Jenő J. Tersánszky (1888 – 1969). In seinen jungen Jahren wollte er sich der Musik verschreiben, aber nie verschmerzen können, dass er es nie getan hat. Er begann mit dem Studium der Malerei, landete schließlich in der Juristerei. In den wenigen Jahren seiner Tätigkeit als Assessor machte er sich einen Namen als Anwalt der Armen. Allerdings trieb er dann wieder woandershin und begann mit dem Schreiben. „Mit der Feder glaubte er den Entrechteten, Gestrandeten und im Leben schlecht Davongekommenen am besten dienen zu können.“ So formuliert es Almos Csongár im Nachwort, der bei dem Autoren mal zu Besuch war.
Almos Csongár hat geschrieben:Als ich aus dem Bus stieg, erkannte ich ihn sofort, obwohl ich ihn noch nie gesehen und wir telefonisch kein Erkennungszeichen verabredet hatten.

Da man im deutschsprachigen Internet kaum oder gar nichts über Tersánszky findet, bin ich für das Nachwort sehr dankbar. Er war Kriegsfreiwilliger. Im Frühjahr 1915 ist in seinem Tagebuch vermerkt:
aus dem Tagebuch von Tersánszky hat geschrieben:Vom Oberst aufwärts bereichert sich jeder....Der General riskiert rein gar nichts für sein Riesensold, während der einfach Soldat für einen nichtigen Sold alles riskiert.

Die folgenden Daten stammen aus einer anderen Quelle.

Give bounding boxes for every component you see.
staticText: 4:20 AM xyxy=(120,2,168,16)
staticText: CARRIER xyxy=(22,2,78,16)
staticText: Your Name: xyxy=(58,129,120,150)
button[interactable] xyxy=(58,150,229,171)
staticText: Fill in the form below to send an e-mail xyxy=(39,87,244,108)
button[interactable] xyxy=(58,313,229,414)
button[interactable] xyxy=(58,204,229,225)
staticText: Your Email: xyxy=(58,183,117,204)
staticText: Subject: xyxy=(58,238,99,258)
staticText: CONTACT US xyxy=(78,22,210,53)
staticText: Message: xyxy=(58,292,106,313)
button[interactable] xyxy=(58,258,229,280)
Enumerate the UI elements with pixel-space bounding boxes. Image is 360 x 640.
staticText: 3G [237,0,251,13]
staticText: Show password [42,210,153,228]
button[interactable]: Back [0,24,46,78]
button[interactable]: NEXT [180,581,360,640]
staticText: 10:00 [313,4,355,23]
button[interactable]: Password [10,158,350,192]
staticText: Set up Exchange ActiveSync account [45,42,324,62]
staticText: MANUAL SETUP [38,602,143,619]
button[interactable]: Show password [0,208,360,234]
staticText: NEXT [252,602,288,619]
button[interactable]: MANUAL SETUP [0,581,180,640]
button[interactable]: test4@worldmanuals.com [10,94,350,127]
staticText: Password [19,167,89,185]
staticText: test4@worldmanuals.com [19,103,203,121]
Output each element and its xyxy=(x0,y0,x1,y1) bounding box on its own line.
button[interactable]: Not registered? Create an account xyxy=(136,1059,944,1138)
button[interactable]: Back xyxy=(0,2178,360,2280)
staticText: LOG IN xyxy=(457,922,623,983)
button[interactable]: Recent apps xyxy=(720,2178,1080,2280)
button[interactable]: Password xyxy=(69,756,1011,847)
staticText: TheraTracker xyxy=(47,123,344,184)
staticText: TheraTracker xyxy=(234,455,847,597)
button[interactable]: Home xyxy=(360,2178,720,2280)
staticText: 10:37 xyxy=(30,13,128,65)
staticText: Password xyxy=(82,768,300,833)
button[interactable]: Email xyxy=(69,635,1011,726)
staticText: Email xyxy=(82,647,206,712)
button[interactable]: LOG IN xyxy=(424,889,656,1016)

Um einer Zensur zu entgehen, und als aktiver Soldat nicht vors Kriegsgericht zu landen, verlegt er die Romanhandlung in den Ostzipfel Europas, in ein Dorf in Galizien. Der Panslawismus bringt Russland dazu, Polen im ersten Weltkrieg zu annektieren, und die Polen, so erlesen wir es im Roman, haben große Angst vor den Russen. Sie sind im Anmarsch und jeder der kann fllieht aus dem Dorf. Auch Nela eine 24 jährige Frau, die nach dem Bankrott und Selbstmord ihres Vaters beim Großvater unterkommt, macht, nachdem sie erst davon geträumt, einmal doch die große Liebe ihres Lebens zu begegnen und hoffend nicht als Mauerblümchen in qualvoll vergeblichen Träumen zu versumpfen, einen Fluchtversuch, der allerdings scheitert. Die Russen sind da, man hört das Brüllen der Kanonen. Offenbar befindet sich das Dorf an der Frontlinie. Nela lernt den russischen Offizier Nikolai, der im Hause vorübergehend Unterkunft findet, kennen und lieben. Es ist natürlich klar, aus dieser Liebe kann nie etwas werden. Der Offizier wird wieder ins Kriegsgetümmel gerufen, vorher Nela allerdings wegen ihrer Wollust in einen moralischen Engpass gerät, und sie, nachdem der Offizier fort ist, allerdings ein leichtes Mädchen wird. Die Liebe zu dem Offizier hatte keine Spur Hoffnung auf Dauer. Geschildert wird der soziale und moralische Abstieg eines an sich anständigen Mädchens im ersten Weltkrieg. Unanständig und brutal ist nur der Krieg, der alle Lebensperspektiven zerstört. Lieber einmal der Wollust erliegen, als ein Mauerblümchen im Sehnsuchtsfieber bleiben, scheint doch der Tod nicht fern. Na, ja, wie war's denn bei Lew Kopelew? Frontehen. Die Liebe in Zeiten des Krieges ist für uns heute in Deutschland kaum vorstellbar.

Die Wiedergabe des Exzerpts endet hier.